Scientists should be studying peer review experiments, Squazzoni says, but they should also spend more time looking at the current incentive system for reviews. “We can gain more by changing incentives around peer review than by changing the different models of peer review.”
Right now, “peer review at its base is an altruistic community action,” the Know-Center’s Ross-Hellauer points out. Scientists volunteer to serve as reviewers, whether it’s because they believe in community service or they want to improve the scientific literature, he says.
But journals often have trouble finding enough reviewers. A report on the state of peer review found that the number of review requests that scientists receive is increasing, even though the current system doesn’t give them credit for their volunteer work. Squazzoni says peer review might be improved if publishers and employers acknowledged reviewers for their efforts.
One idea is to incorporate credit for reviewing papers into tenure and promotion evaluations. The website Publons helps scientists track when they have reviewed papers for a particular journal, says Andrew Preston, cofounder of the website. And scientists are interested in getting credit for their work. Publons has registered more than 500,000 researchers who have collectively reviewed over 3 million papers.
Currently, the Royal Society of Chemistry’s journal RSC Advances has the third most reviews on Publons’s site, in part because RSC has integrated Publons citations into its review system, Preston says. That shows him chemists are interested in getting recognition for their reviews. But Publons hasn’t caught on in the larger chemistry community. “I see the field of chemistry as being more traditional,” he says.
Chemists’ conservatism extends beyond explicitly getting credit for reviewing papers. Surveys consistently show that chemists are more skeptical than other scientists about changing how peer review works.
In Ross-Hellauer’s survey, biologists and life scientists were more accepting of open peer review than chemists. “The differences in research cultures are very real,” he says.
The American Chemical Society, which publishes over 50 chemistry journals, is keeping a close eye on open peer review experiments but hasn’t jumped in yet, says Sarah Tegen, ACS’s vice president for global journals development. ACS publishes C&EN.
While ACS is constantly working to make its peer review system better, it hasn’t yet seen the chemistry community call for a shift away from the traditional approach, she says. “If people were beating down my door, I would say let’s go ahead.”
No surveys show why chemists might be more skeptical of open peer review than other fields.
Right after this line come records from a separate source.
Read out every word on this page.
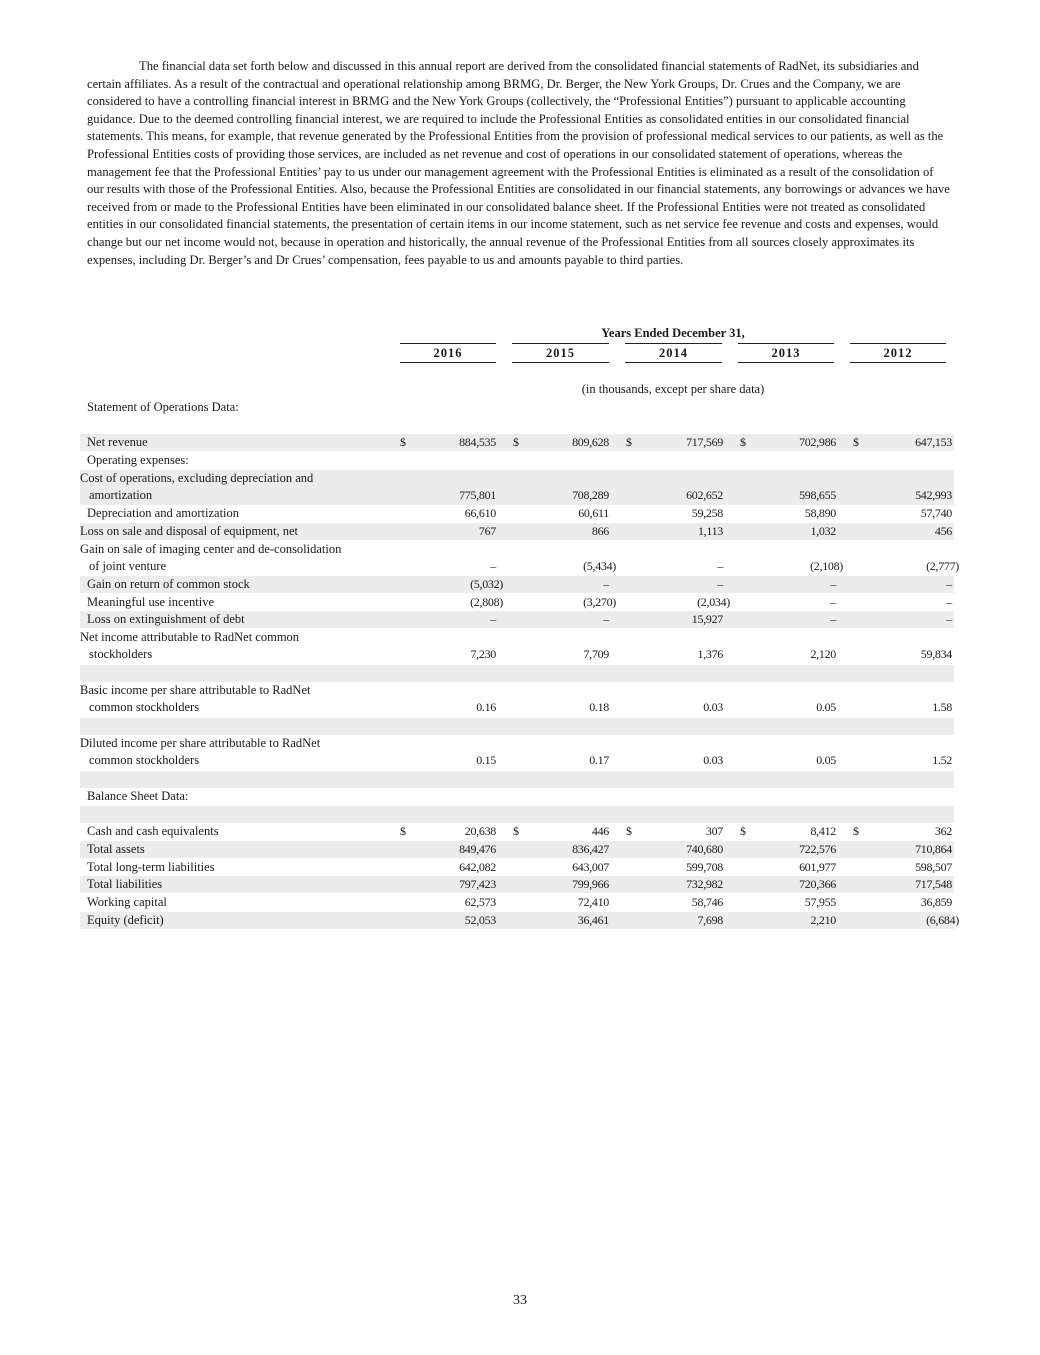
The financial data set forth below and discussed in this annual report are derived from the consolidated financial statements of RadNet, its subsidiaries and certain affiliates. As a result of the contractual and operational relationship among BRMG, Dr. Berger, the New York Groups, Dr. Crues and the Company, we are considered to have a controlling financial interest in BRMG and the New York Groups (collectively, the “Professional Entities”) pursuant to applicable accounting guidance. Due to the deemed controlling financial interest, we are required to include the Professional Entities as consolidated entities in our consolidated financial statements. This means, for example, that revenue generated by the Professional Entities from the provision of professional medical services to our patients, as well as the Professional Entities costs of providing those services, are included as net revenue and cost of operations in our consolidated statement of operations, whereas the management fee that the Professional Entities’ pay to us under our management agreement with the Professional Entities is eliminated as a result of the consolidation of our results with those of the Professional Entities. Also, because the Professional Entities are consolidated in our financial statements, any borrowings or advances we have received from or made to the Professional Entities have been eliminated in our consolidated balance sheet. If the Professional Entities were not treated as consolidated entities in our consolidated financial statements, the presentation of certain items in our income statement, such as net service fee revenue and costs and expenses, would change but our net income would not, because in operation and historically, the annual revenue of the Professional Entities from all sources closely approximates its expenses, including Dr. Berger’s and Dr Crues’ compensation, fees payable to us and amounts payable to third parties.

Years Ended December 31,
2016	2015	2014	2013	2012
(in thousands, except per share data)
Statement of Operations Data:
Net revenue	$	884,535 $	809,628 $	717,569 $	702,986 $	647,153
Operating expenses:
Cost of operations, excluding depreciation and
amortization	775,801	708,289	602,652	598,655	542,993
Depreciation and amortization	66,610	60,611	59,258	58,890	57,740
Loss on sale and disposal of equipment, net	767	866	1,113	1,032	456
Gain on sale of imaging center and de-consolidation
of joint venture	–	(5,434)	–	(2,108)	(2,777)
Gain on return of common stock	(5,032)	–	–	–	–
Meaningful use incentive	(2,808)	(3,270)	(2,034)	–	–
Loss on extinguishment of debt	–	–	15,927	–	–
Net income attributable to RadNet common
stockholders	7,230	7,709	1,376	2,120	59,834
Basic income per share attributable to RadNet
common stockholders	0.16	0.18	0.03	0.05	1.58
Diluted income per share attributable to RadNet
common stockholders	0.15	0.17	0.03	0.05	1.52
Balance Sheet Data:
Cash and cash equivalents	$	20,638 $	446 $	307 $	8,412 $	362
Total assets	849,476	836,427	740,680	722,576	710,864
Total long-term liabilities	642,082	643,007	599,708	601,977	598,507
Total liabilities	797,423	799,966	732,982	720,366	717,548
Working capital	62,573	72,410	58,746	57,955	36,859
Equity (deficit)	52,053	36,461	7,698	2,210	(6,684)
33
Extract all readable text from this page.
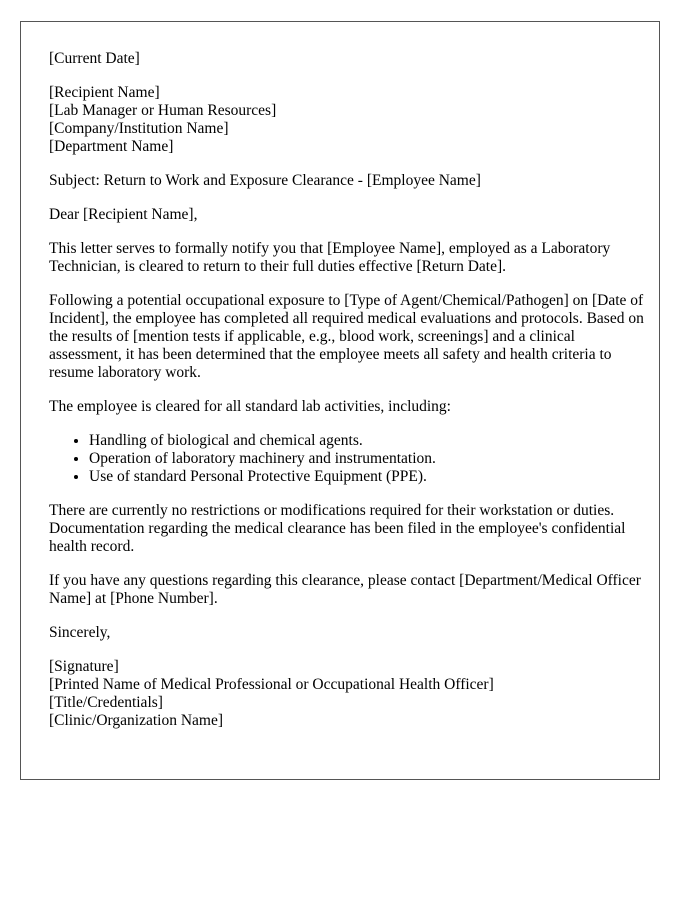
[Current Date]

[Recipient Name]
[Lab Manager or Human Resources]
[Company/Institution Name]
[Department Name]

Subject: Return to Work and Exposure Clearance - [Employee Name]

Dear [Recipient Name],

This letter serves to formally notify you that [Employee Name], employed as a Laboratory Technician, is cleared to return to their full duties effective [Return Date].

Following a potential occupational exposure to [Type of Agent/Chemical/Pathogen] on [Date of Incident], the employee has completed all required medical evaluations and protocols. Based on the results of [mention tests if applicable, e.g., blood work, screenings] and a clinical assessment, it has been determined that the employee meets all safety and health criteria to resume laboratory work.

The employee is cleared for all standard lab activities, including:

• Handling of biological and chemical agents.
• Operation of laboratory machinery and instrumentation.
• Use of standard Personal Protective Equipment (PPE).

There are currently no restrictions or modifications required for their workstation or duties. Documentation regarding the medical clearance has been filed in the employee's confidential health record.

If you have any questions regarding this clearance, please contact [Department/Medical Officer Name] at [Phone Number].

Sincerely,

[Signature]
[Printed Name of Medical Professional or Occupational Health Officer]
[Title/Credentials]
[Clinic/Organization Name]
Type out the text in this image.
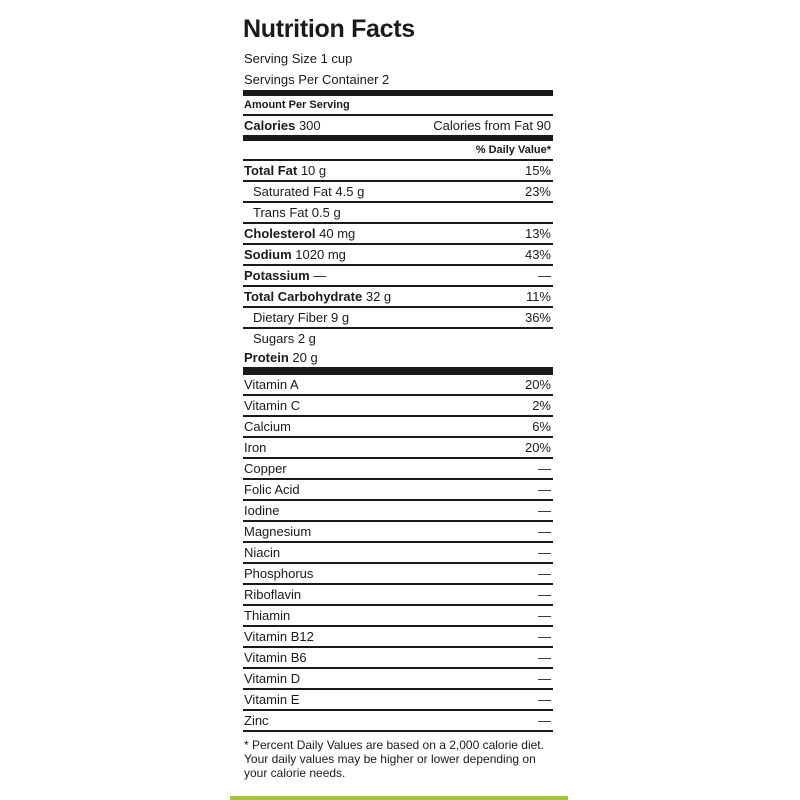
Nutrition Facts
Serving Size 1 cup
Servings Per Container 2
Amount Per Serving
Calories 300	Calories from Fat 90
% Daily Value*
Total Fat 10 g	15%
Saturated Fat 4.5 g	23%
Trans Fat 0.5 g
Cholesterol 40 mg	13%
Sodium 1020 mg	43%
Potassium —	—
Total Carbohydrate 32 g	11%
Dietary Fiber 9 g	36%
Sugars 2 g
Protein 20 g
Vitamin A	20%
Vitamin C	2%
Calcium	6%
Iron	20%
Copper	—
Folic Acid	—
Iodine	—
Magnesium	—
Niacin	—
Phosphorus	—
Riboflavin	—
Thiamin	—
Vitamin B12	—
Vitamin B6	—
Vitamin D	—
Vitamin E	—
Zinc	—
* Percent Daily Values are based on a 2,000 calorie diet. Your daily values may be higher or lower depending on your calorie needs.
Nature’s Skipper thinks that the problem is not a fear of innovation, because she has seen chemists embrace other innovations, such as social media.
Fields like genomics and high-energy physics, with large, shared data sets, are forced to collaborate and tend to be more amenable to open peer review than chemists, F1000’s Lawrence says.
Another explanation for chemists’ skepticism of peer review experiments could be the highly competitive nature of chemistry. Keeping your work secret “is a way of generating advantage,” Squazzoni suggests.
Or the reason might be that there has been no real driver for change. “It could just be inertia in terms of shaking up the system,” says Johns Hopkins University chemistry professor J. D. Tovar, who studies organic semiconductors. “I haven’t had any issues that would cause me to rethink or revisit the philosophy behind peer review.”
As more chemists learn about open peer review, they might want to try new things. Skipper says she has watched the broader scientific community move toward more transparency in publishing with great satisfaction, especially in light of concerns about reproducibility and the public’s increasing skepticism of science. As part of that, journals have required researchers to deposit data in public portals and more openly disclose conflicts of interest, Skipper says.
“Just as we expect and request transparency from researchers, we should offer that parallel transparency in our own process.”
With additional reporting from Tien Nguyen.